In your 2007 article in the journal Health Affairs, you and your colleagues note that one result of the more optimistic, updated forecast is decreased pressure on other countries facing their own nursing shortages. Do you foresee less dependence in the United States on nurse migration?

We’re into a new world now. A global nurse labor market is developing and will develop and evolve over the next decade. We have a global shortage today. The price of getting foreign-educated nurses will be higher than employers are used to paying. There will be more competition for these nurses in the future as the shortage in the United States grows, so I really fear that employers and others will gather the support needed to create some sort of substitute for nurses, and I worry about the quality and safety of patient care that could be an outcome.

We really need to quickly grow the supply of RNs now, while we have such interest in nursing, while we have such a great talent pool of really smart people wanting to become nurses, as well as experienced, more sophisticated people coming into the profession. This is a great opportunity we are wasting, and “we” is broader than the profession. It is “we” as a society. We’re not going to get this opportunity very often in our future to get ahold of such a great supply of prospective RNs.

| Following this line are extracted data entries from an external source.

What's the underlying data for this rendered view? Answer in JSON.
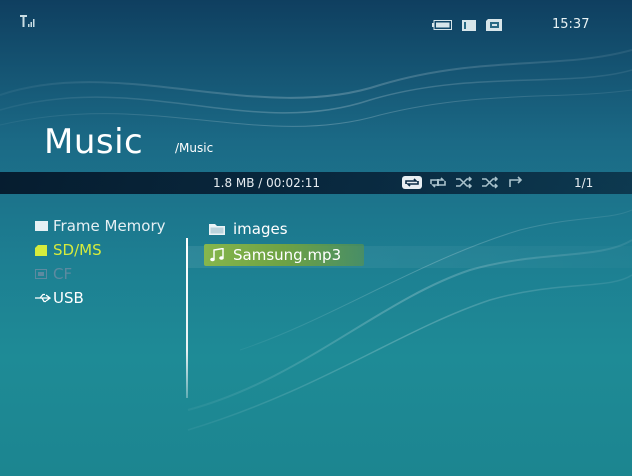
{
  "status_bar": {
    "clock": "15:37",
    "icons": [
      "signal-icon",
      "battery-icon",
      "memory-card-icon",
      "sd-card-status-icon"
    ]
  },
  "header": {
    "title": "Music",
    "path": "/Music"
  },
  "info_bar": {
    "file_info": "1.8 MB / 00:02:11",
    "page": "1/1",
    "play_modes": [
      "repeat-one-icon",
      "repeat-all-icon",
      "shuffle-icon",
      "shuffle-repeat-icon",
      "return-icon"
    ]
  },
  "sources": [
    {
      "label": "Frame Memory",
      "icon": "frame-memory-icon",
      "state": "normal"
    },
    {
      "label": "SD/MS",
      "icon": "sd-card-icon",
      "state": "selected"
    },
    {
      "label": "CF",
      "icon": "cf-card-icon",
      "state": "disabled"
    },
    {
      "label": "USB",
      "icon": "usb-icon",
      "state": "normal"
    }
  ],
  "files": [
    {
      "label": "images",
      "icon": "folder-icon"
    },
    {
      "label": "Samsung.mp3",
      "icon": "music-note-icon",
      "selected": true
    }
  ],
  "colors": {
    "selected_source": "#d6ec3c",
    "selected_file": "#78aa46",
    "disabled_source": "#5d8aa0",
    "info_bar": "#061e34"
  }
}
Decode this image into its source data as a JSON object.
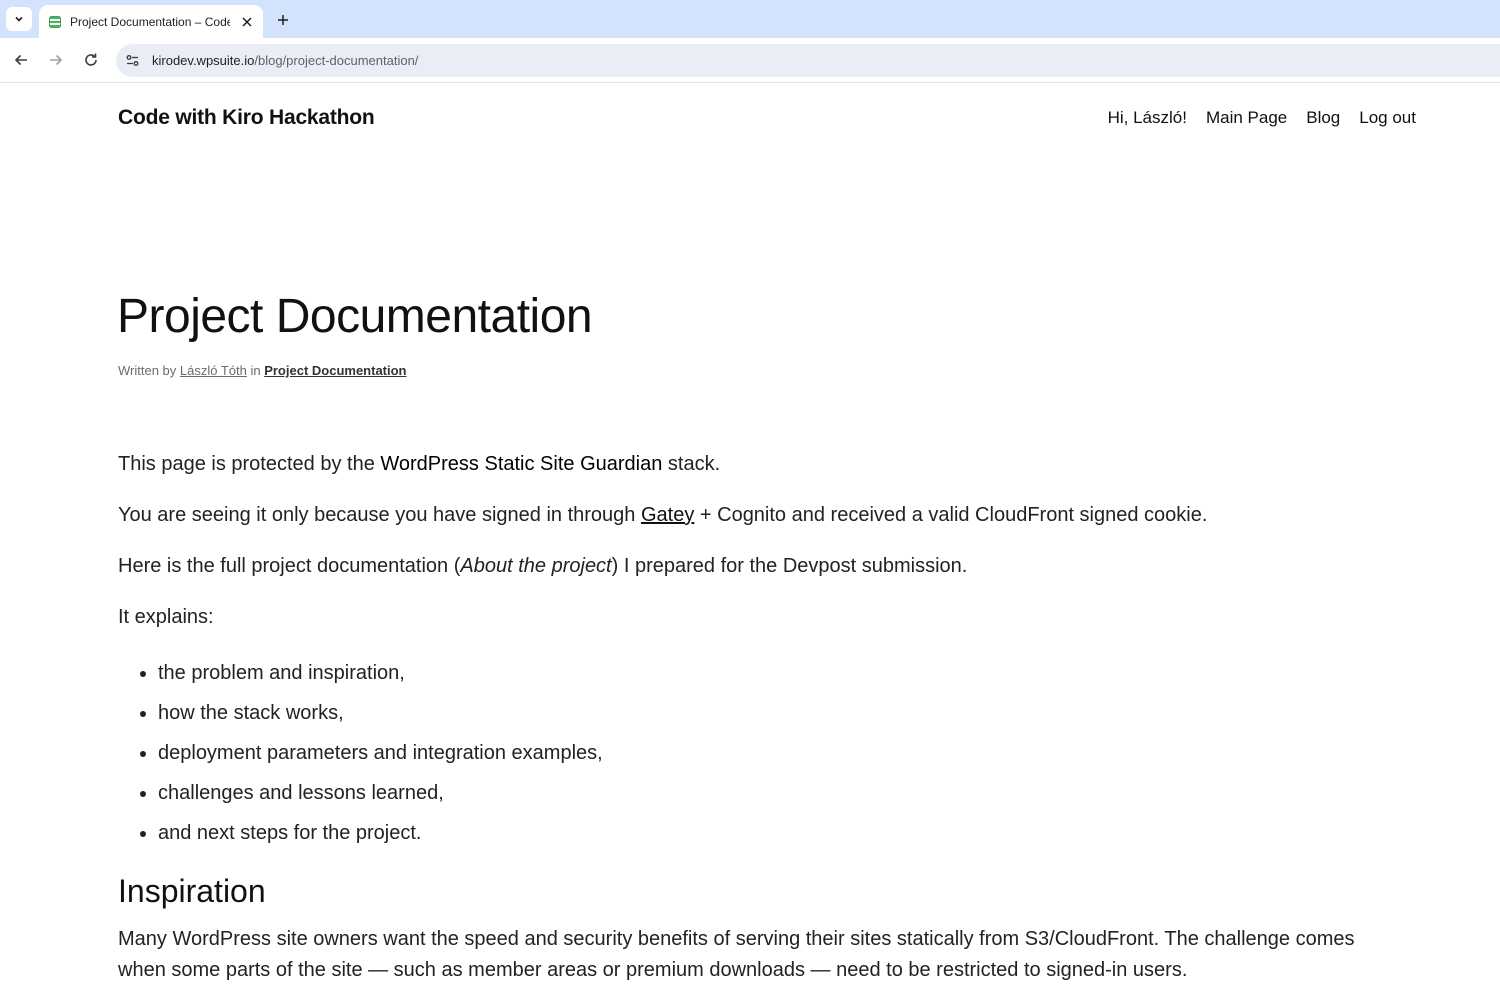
{
  "browser": {
    "tab_title": "Project Documentation – Code",
    "url_host": "kirodev.wpsuite.io",
    "url_path": "/blog/project-documentation/"
  },
  "site": {
    "title": "Code with Kiro Hackathon",
    "nav": [
      "Hi, László!",
      "Main Page",
      "Blog",
      "Log out"
    ]
  },
  "post": {
    "title": "Project Documentation",
    "meta_written_by": "Written by ",
    "meta_author": "László Tóth",
    "meta_in": " in ",
    "meta_category": "Project Documentation"
  },
  "content": {
    "p1_a": "This page is protected by the ",
    "p1_b": "WordPress Static Site Guardian",
    "p1_c": " stack.",
    "p2_a": "You are seeing it only because you have signed in through ",
    "p2_link": "Gatey",
    "p2_b": " + Cognito and received a valid CloudFront signed cookie.",
    "p3_a": "Here is the full project documentation (",
    "p3_em": "About the project",
    "p3_b": ") I prepared for the Devpost submission.",
    "p4": "It explains:",
    "list": [
      "the problem and inspiration,",
      "how the stack works,",
      "deployment parameters and integration examples,",
      "challenges and lessons learned,",
      "and next steps for the project."
    ],
    "heading_inspiration": "Inspiration",
    "p5": "Many WordPress site owners want the speed and security benefits of serving their sites statically from S3/CloudFront. The challenge comes when some parts of the site — such as member areas or premium downloads — need to be restricted to signed-in users."
  }
}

We are facing, I think, a very significant point where it is you and me who are going to bear personal cost, where we’re waiting and waiting and waiting for surgery or some sort of treatment, but we can’t get it because there aren’t enough nurses. Our own safety will be at risk, and that of our families, our loved ones. That’s where we’re heading. There are improvements that show we can make important changes. We’ve got to sustain those changes and realize we can actually get ahead of this looming disaster. RNL

Peter I. Buerhaus, RN, PhD, FAAN, past director at large on the board of the Honor Society of Nursing, Sigma Theta Tau International, is Valere Potter Distinguished Professor of Nursing at Vanderbilt University School of Nursing in Nashville, Tennesee, USA, and director of the Center for Interdisciplinary Health Workforce Studies, based in the Institute for Medicine and Public Health at Vanderbilt University Medical Center. In the latter role, he conducts research and develops initiatives aimed at facilitating interdisciplinary research, practice, education and policy among physicians, nurses, researchers and others.